Many gameplay tropes that “NMRiH” utilizes make the game feel similar to more popular titles, most notably “Left 4 Dead.” The med-kit, pills, melee weapons and various firearms will feel familiar to fans of that series, explosives and incendiaries, as well as the cooperation required to make it through the levels alive. However, “NMRiH” has several things the similar AAA title lacks: bandages for bleeding wounds, an infection system where players can die from a bite and turn on their fellow survivors, a survival/horde mode, and a more realistic feeling closer to the survival genre of games.
“Mecha” is one of the most beloved sub-genres of entertainment, rooted in Japanese animation but popular all over the world, “The Matrix Revolutions,” “Pacific Rim,” “Gundam,” “Armored Core” and the “Metal Gear” series most notably. “HAWKEN” is another first-person shooter, though the focus on playing as a pilot of a two story, tall fighting robot among other things is enough to set it apart from the hundreds of generic multiplayer titles available today (except maybe “Titanfall” for the PC and Xbox One which did exactly that, but came out nearly two years after).
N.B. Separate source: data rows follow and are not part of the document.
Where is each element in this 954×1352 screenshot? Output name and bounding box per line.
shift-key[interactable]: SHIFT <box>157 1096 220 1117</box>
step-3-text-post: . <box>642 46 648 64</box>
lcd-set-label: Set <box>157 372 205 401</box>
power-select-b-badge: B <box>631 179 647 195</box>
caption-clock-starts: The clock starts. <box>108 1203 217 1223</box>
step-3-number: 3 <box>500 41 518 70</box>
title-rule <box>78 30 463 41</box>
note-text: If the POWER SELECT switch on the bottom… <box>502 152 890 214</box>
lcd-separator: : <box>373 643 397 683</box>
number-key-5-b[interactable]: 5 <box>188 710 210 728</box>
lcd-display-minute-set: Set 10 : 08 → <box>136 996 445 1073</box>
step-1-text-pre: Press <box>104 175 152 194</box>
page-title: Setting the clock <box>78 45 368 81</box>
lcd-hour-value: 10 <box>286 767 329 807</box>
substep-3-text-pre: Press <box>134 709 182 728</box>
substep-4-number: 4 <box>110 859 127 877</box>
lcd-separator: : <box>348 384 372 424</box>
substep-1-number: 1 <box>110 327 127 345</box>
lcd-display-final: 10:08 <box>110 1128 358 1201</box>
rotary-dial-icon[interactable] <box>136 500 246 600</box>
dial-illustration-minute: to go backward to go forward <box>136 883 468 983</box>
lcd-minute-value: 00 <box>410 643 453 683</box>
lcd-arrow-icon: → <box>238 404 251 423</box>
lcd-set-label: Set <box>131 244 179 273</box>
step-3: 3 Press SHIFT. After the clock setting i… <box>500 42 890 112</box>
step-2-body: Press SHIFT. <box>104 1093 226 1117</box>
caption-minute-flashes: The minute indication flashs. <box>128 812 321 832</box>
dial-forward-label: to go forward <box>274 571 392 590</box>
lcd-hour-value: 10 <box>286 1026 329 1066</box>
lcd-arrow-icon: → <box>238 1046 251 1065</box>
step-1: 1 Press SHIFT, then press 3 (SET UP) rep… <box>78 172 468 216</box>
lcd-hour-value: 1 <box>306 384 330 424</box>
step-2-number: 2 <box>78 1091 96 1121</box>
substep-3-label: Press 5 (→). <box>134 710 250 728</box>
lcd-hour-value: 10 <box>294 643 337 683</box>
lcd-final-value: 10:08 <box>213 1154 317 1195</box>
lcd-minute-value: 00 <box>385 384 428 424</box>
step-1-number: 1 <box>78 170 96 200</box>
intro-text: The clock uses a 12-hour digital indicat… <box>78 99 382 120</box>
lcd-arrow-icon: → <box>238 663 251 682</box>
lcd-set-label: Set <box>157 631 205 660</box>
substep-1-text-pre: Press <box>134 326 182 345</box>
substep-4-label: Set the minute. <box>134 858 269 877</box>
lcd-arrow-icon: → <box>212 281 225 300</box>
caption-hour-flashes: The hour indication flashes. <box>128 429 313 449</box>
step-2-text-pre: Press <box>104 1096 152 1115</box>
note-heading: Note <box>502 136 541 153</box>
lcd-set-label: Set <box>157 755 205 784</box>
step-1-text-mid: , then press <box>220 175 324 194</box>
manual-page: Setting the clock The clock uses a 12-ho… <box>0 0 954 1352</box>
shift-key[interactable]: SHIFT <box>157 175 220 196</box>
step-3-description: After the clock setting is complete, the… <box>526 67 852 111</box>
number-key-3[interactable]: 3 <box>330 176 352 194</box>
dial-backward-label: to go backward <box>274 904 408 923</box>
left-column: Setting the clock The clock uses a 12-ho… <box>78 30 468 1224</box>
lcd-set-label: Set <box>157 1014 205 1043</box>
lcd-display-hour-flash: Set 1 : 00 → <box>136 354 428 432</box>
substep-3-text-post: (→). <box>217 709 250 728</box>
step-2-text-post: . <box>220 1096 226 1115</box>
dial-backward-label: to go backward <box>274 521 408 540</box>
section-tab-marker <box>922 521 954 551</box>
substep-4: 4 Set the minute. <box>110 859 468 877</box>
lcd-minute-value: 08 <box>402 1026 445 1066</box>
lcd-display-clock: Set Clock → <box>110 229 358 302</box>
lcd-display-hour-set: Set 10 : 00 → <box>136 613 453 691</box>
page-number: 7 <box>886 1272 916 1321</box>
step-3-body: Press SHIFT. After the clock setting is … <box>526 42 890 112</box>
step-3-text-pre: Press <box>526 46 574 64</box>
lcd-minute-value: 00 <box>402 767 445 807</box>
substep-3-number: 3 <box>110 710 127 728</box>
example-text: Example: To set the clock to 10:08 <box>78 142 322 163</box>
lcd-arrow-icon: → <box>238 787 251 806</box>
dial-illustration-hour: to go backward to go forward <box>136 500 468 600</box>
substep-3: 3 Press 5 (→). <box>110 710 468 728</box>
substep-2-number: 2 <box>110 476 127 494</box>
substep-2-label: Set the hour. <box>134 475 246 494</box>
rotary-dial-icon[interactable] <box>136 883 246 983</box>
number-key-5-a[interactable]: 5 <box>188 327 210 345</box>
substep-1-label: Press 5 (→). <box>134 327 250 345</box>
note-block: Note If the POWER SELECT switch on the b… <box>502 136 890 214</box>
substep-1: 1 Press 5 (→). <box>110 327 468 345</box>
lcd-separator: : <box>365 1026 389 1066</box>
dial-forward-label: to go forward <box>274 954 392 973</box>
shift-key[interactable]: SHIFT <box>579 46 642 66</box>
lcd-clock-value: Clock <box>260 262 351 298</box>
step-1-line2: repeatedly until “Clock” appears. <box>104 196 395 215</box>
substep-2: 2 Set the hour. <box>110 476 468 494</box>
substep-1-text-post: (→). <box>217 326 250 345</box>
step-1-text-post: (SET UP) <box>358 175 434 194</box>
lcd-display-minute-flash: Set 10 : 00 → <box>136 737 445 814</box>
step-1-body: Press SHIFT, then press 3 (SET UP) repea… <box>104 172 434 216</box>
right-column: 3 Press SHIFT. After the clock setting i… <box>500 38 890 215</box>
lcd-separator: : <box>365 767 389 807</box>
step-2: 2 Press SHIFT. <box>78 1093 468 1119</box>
Released as a beta in 2012, “HAWKEN” is developed by a small team called Adhesive Games along with a publisher called Meteor Games and released on Steam in February 2014 on Early Access, meaning it is still being added to and developed as it is played. At E3 2012, HAWKEN was nominated for 20 awards and won 12 with three honorable mentions.
Like many free-to-play games, “HAWKEN” uses an in-game currency used to buy new cosmetic items, but the vast majority of items that actually have practical use can be bought with currency gains through playing. There are 18 mechs to choose from, though nearly all of them require the in-game currency to purchase.
Nevertheless, there are a number of play styles one can develop and improve upon with the help of specific items and tools with your starting mech, part of the most balanced and diverse class of mechs that can do well in any situation. From there, preferred play-styles develop and other mechs can be used.